Good news from Islay as chough population grows

A nutritious supper for fledglings is helping to prevent the loss of one of Scotland’s rarest resident breeding birds. Rae McKenzie from our Bowmore office on Islay explains.

Scotland’s red-billed chough population is restricted to the islands of Islay and Colonsay off Scotland’s west coast and has been in serious decline for several years now. Only 39 breeding pairs were counted on Islay in 2013, compared with 95 breeding pairs in 1986.

Conservationists from Islay and Aberdeen University who had been studying Islay’s chough population noticed that the problem seemed to be a poor survival rate for young choughs. Few birds were managing to survive the two to three year period from when they leave the nest as fledglings through to adulthood.

A group of choughs on Islay

A group of choughs on Islay

To try to help them through these difficult early years and halt the population decline, we’ve been working with the Scottish Chough Study Group and local farmers to provide additional food for the young birds. For the last three seasons, the young choughs have been provided with an additional mealworm snack at their pre-roost feeding areas, before they go to their communal roosts at night.

In 2014 we’ve started to see the benefits of this work. An Islay-wide census of choughs carried out in collaboration with the Scottish Chough Study Group and the RSPB, as part of a wider survey including England, Wales and the Isle of Man, counted 46 breeding pairs. This includes several new pairs of young adults which we have been feeding at the sites during the project.

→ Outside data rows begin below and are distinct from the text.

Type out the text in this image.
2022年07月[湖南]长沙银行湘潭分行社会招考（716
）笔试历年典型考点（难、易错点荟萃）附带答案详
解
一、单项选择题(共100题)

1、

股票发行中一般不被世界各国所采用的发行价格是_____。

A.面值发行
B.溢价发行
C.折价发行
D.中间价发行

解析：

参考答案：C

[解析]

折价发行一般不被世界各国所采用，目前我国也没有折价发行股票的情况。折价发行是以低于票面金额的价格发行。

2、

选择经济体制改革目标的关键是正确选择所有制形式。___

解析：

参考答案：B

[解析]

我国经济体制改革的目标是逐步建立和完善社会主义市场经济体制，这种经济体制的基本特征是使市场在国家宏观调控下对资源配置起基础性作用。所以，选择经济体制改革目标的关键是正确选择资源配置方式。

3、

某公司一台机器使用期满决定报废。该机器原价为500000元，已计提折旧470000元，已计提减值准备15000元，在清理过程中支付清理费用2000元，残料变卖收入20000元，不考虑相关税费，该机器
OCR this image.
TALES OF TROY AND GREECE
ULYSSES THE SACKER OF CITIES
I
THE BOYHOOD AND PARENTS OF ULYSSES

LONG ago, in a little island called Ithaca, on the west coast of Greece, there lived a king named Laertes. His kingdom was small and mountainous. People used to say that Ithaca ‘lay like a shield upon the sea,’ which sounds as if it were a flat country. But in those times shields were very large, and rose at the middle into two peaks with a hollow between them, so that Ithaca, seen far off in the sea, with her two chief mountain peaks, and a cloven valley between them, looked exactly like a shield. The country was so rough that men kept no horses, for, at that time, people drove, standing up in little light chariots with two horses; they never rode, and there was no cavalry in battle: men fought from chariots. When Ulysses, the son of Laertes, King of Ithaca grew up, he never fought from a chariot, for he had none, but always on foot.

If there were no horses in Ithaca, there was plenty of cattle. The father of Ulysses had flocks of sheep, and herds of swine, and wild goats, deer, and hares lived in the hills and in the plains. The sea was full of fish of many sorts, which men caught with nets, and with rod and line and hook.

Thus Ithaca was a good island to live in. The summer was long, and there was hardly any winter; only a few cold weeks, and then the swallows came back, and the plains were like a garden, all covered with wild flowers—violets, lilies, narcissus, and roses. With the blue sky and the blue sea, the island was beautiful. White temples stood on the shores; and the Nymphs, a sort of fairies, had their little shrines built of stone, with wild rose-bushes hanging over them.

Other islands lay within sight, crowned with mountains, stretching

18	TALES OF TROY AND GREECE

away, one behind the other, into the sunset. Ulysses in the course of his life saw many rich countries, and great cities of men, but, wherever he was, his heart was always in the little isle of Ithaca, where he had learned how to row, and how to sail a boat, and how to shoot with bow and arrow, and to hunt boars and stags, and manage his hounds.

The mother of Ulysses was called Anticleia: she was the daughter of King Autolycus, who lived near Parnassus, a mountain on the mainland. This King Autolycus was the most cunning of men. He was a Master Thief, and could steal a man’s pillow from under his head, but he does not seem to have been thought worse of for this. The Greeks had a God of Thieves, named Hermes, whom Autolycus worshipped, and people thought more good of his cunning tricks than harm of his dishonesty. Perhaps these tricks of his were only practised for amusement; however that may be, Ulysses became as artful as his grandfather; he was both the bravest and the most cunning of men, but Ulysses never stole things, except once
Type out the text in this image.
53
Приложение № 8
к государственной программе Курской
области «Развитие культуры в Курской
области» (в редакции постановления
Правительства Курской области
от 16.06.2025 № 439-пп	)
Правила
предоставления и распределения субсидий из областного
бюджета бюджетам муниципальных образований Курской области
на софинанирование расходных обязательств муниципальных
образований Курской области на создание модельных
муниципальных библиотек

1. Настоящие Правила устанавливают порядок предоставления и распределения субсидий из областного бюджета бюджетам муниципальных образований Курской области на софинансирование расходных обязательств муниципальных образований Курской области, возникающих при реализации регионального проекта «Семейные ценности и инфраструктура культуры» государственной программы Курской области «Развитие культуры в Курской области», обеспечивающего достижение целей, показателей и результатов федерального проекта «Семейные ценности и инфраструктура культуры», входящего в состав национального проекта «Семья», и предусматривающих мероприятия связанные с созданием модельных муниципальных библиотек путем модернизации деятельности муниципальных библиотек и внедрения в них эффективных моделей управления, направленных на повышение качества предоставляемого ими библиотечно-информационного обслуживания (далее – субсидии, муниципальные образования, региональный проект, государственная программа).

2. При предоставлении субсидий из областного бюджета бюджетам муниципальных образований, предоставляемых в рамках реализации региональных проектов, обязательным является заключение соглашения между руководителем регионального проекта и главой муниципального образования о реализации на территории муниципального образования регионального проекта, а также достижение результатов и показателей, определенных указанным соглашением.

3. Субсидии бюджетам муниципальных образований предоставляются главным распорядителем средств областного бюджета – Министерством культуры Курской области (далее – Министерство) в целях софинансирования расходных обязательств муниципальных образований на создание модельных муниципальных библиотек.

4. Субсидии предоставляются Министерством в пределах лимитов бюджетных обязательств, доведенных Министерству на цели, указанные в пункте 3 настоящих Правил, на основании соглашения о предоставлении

Islay is also now home to a healthy flock of 40 young choughs, something that’s been missing from the population in recent years. These young adults will be available to breed in coming years.

Chough art, by Claire Hewitt

In the long-term, providing food in this way cannot substitute for better management of Islay’s special habitats, so that a healthy population of choughs can support itself. But, in the shorter term, by providing food we can help make sure that the chough population remains viable and these enigmatic birds retain their rightful place as an important and attractive part of Scotland’s birdlife.

Longer term habitat management to benefit chough is being encouraged through Scottish Rural Development Programme options designed specifically for chough habitats. A number of farmers on Islay are participating in this scheme and the future is beginning to look brighter for Scotland’s choughs.